May I ask where the data from Tianyancha and Qichacha come from?
The data aggregated by platforms like Tianyancha and Qichacha is primarily sourced from China's public government registries and official legal publication channels, constituting a core operational mechanism that differentiates them from conventional data brokers. These platforms function as sophisticated data integrators and distributors, not primary data generators. Their foundational sources are the National Enterprise Credit Information Publicity System, administered by the State Administration for Market Regulation, and various judicial, intellectual property, and regulatory agency websites. This includes corporate registration records, shareholder information, changes in directors, registered capital, administrative penalties, litigation records from the Supreme People's Court's online platforms, patent and trademark filings, and other legally mandated public disclosures. The business model hinges on legally scraping, structuring, and repackaging this fragmented but publicly available information into a user-friendly, searchable, and relational database for commercial and professional use.
The technical and legal mechanism involves automated web crawlers and data parsing systems that continuously harvest updates from designated official portals. A critical aspect of their service is linking disparate data points—such as connecting a company's legal representative to all other companies where that individual holds a position—to reveal corporate networks and potential risk factors. However, the data's comprehensiveness and real-time accuracy are inherently constrained by the underlying public systems. There can be lags between a real-world corporate event and its publication on a government website, and the platforms' interpretations or categorizations of raw data may introduce layers of analysis not present in the original filings. Furthermore, while the base data is public, the platforms' aggregation and analytical tools create a proprietary product, raising questions about data ownership and the competitive landscape of commercializing public information.

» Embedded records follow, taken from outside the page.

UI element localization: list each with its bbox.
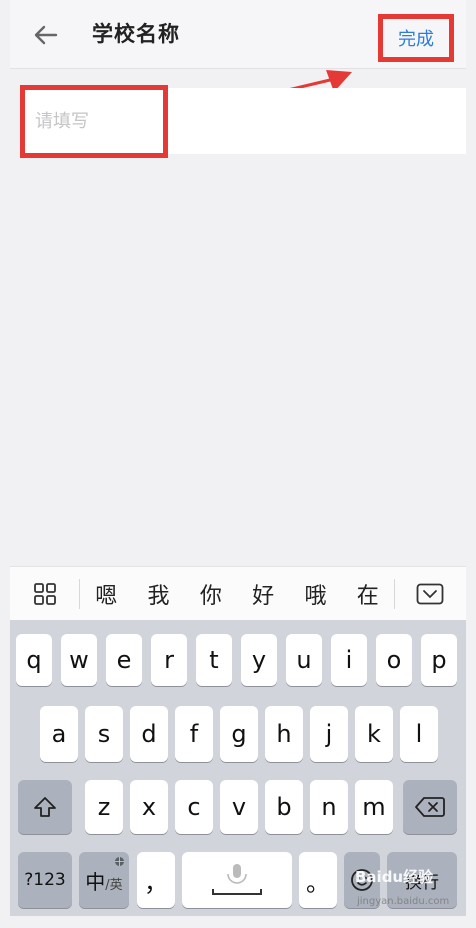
key-w[interactable]: w bbox=[61, 634, 97, 686]
key-c[interactable]: c bbox=[175, 780, 213, 834]
key-m[interactable]: m bbox=[355, 780, 393, 834]
key-z[interactable]: z bbox=[85, 780, 123, 834]
key-r[interactable]: r bbox=[151, 634, 187, 686]
globe-icon bbox=[115, 857, 124, 866]
school-name-highlight bbox=[20, 85, 168, 158]
candidate-word[interactable]: 我 bbox=[132, 578, 184, 610]
key-h[interactable]: h bbox=[265, 706, 303, 762]
key-l[interactable]: l bbox=[400, 706, 438, 762]
candidate-word[interactable]: 你 bbox=[185, 578, 237, 610]
shift-key[interactable] bbox=[18, 780, 72, 834]
backspace-icon bbox=[415, 797, 445, 817]
school-name-input[interactable] bbox=[33, 110, 163, 133]
period-key[interactable]: 。 bbox=[299, 852, 337, 908]
key-i[interactable]: i bbox=[331, 634, 367, 686]
microphone-icon bbox=[212, 864, 262, 895]
candidate-word[interactable]: 在 bbox=[342, 578, 394, 610]
emoji-icon bbox=[351, 869, 373, 891]
key-q[interactable]: q bbox=[16, 634, 52, 686]
return-key[interactable]: 换行 bbox=[387, 852, 457, 908]
emoji-key[interactable] bbox=[344, 852, 380, 908]
ime-menu-grid-icon[interactable] bbox=[10, 582, 79, 606]
key-e[interactable]: e bbox=[106, 634, 142, 686]
key-t[interactable]: t bbox=[196, 634, 232, 686]
keyboard-collapse-icon[interactable] bbox=[395, 583, 466, 605]
done-button-label: 完成 bbox=[398, 29, 434, 50]
key-d[interactable]: d bbox=[130, 706, 168, 762]
key-j[interactable]: j bbox=[310, 706, 348, 762]
ime-candidate-bar: 嗯 我 你 好 哦 在 bbox=[10, 566, 466, 621]
candidate-word[interactable]: 好 bbox=[237, 578, 289, 610]
key-s[interactable]: s bbox=[85, 706, 123, 762]
key-k[interactable]: k bbox=[355, 706, 393, 762]
key-x[interactable]: x bbox=[130, 780, 168, 834]
shift-arrow-icon bbox=[34, 797, 56, 817]
key-g[interactable]: g bbox=[220, 706, 258, 762]
lang-secondary-label: /英 bbox=[105, 877, 123, 893]
language-switch-key[interactable]: 中 /英 bbox=[79, 852, 129, 908]
key-n[interactable]: n bbox=[310, 780, 348, 834]
done-button[interactable]: 完成 bbox=[378, 14, 454, 62]
candidate-word[interactable]: 嗯 bbox=[80, 578, 132, 610]
key-p[interactable]: p bbox=[421, 634, 457, 686]
key-v[interactable]: v bbox=[220, 780, 258, 834]
key-u[interactable]: u bbox=[286, 634, 322, 686]
key-a[interactable]: a bbox=[40, 706, 78, 762]
page-title: 学校名称 bbox=[92, 22, 180, 46]
key-o[interactable]: o bbox=[376, 634, 412, 686]
backspace-key[interactable] bbox=[403, 780, 457, 834]
key-b[interactable]: b bbox=[265, 780, 303, 834]
soft-keyboard: q w e r t y u i o p a s d f g h j k l z … bbox=[10, 620, 466, 916]
space-key[interactable] bbox=[182, 852, 292, 908]
lang-primary-label: 中 bbox=[85, 869, 106, 894]
key-y[interactable]: y bbox=[241, 634, 277, 686]
numbers-key[interactable]: ?123 bbox=[18, 852, 72, 908]
comma-key[interactable]: ， bbox=[137, 852, 175, 908]
candidate-word[interactable]: 哦 bbox=[289, 578, 341, 610]
key-f[interactable]: f bbox=[175, 706, 213, 762]
back-arrow-icon[interactable] bbox=[32, 22, 58, 48]
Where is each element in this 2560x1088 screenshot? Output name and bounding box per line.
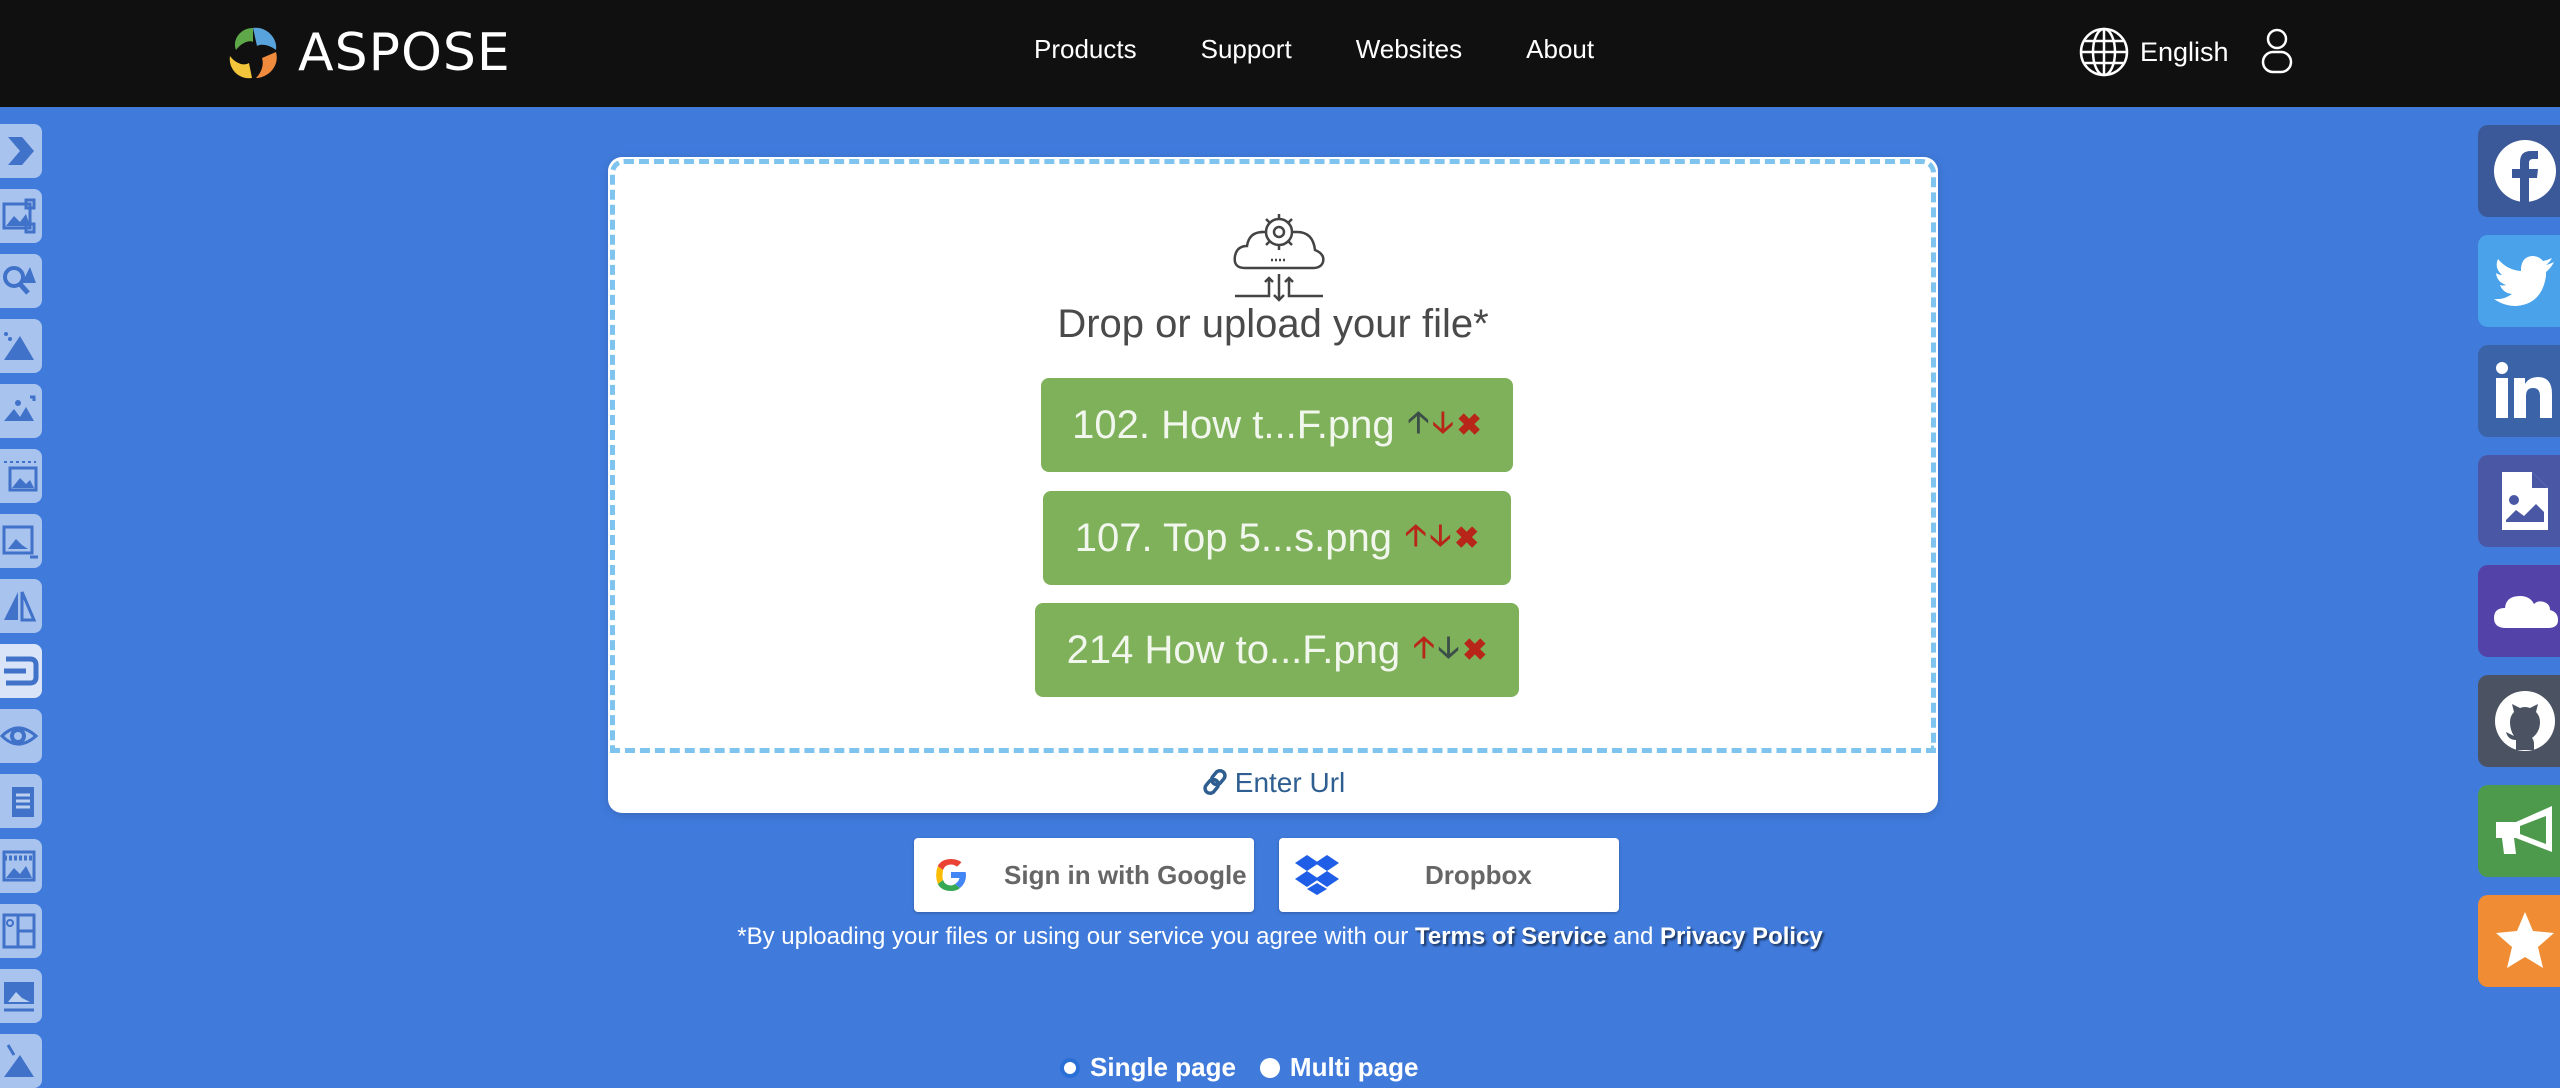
- enter-url-link[interactable]: Enter Url: [608, 767, 1938, 799]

The implications of this data sourcing model are significant for both the business environment and regulatory oversight. For users, including investors, journalists, and due diligence professionals, these platforms dramatically lower the cost and technical barrier to conducting fundamental corporate research, enhancing market transparency and aiding in fraud prevention. Conversely, it creates a dependency on these private platforms for efficient access to public data, potentially commodifying information that is a public good. From a regulatory perspective, the government maintains ultimate control, as the platforms' viability is directly tied to continued access to state-managed systems. This symbiotic relationship allows authorities to promote transparency and standardized business practices through these platforms while retaining the ability to define data boundaries, potentially restricting access to certain sensitive records or imposing compliance requirements on the platforms themselves regarding data handling and dissemination.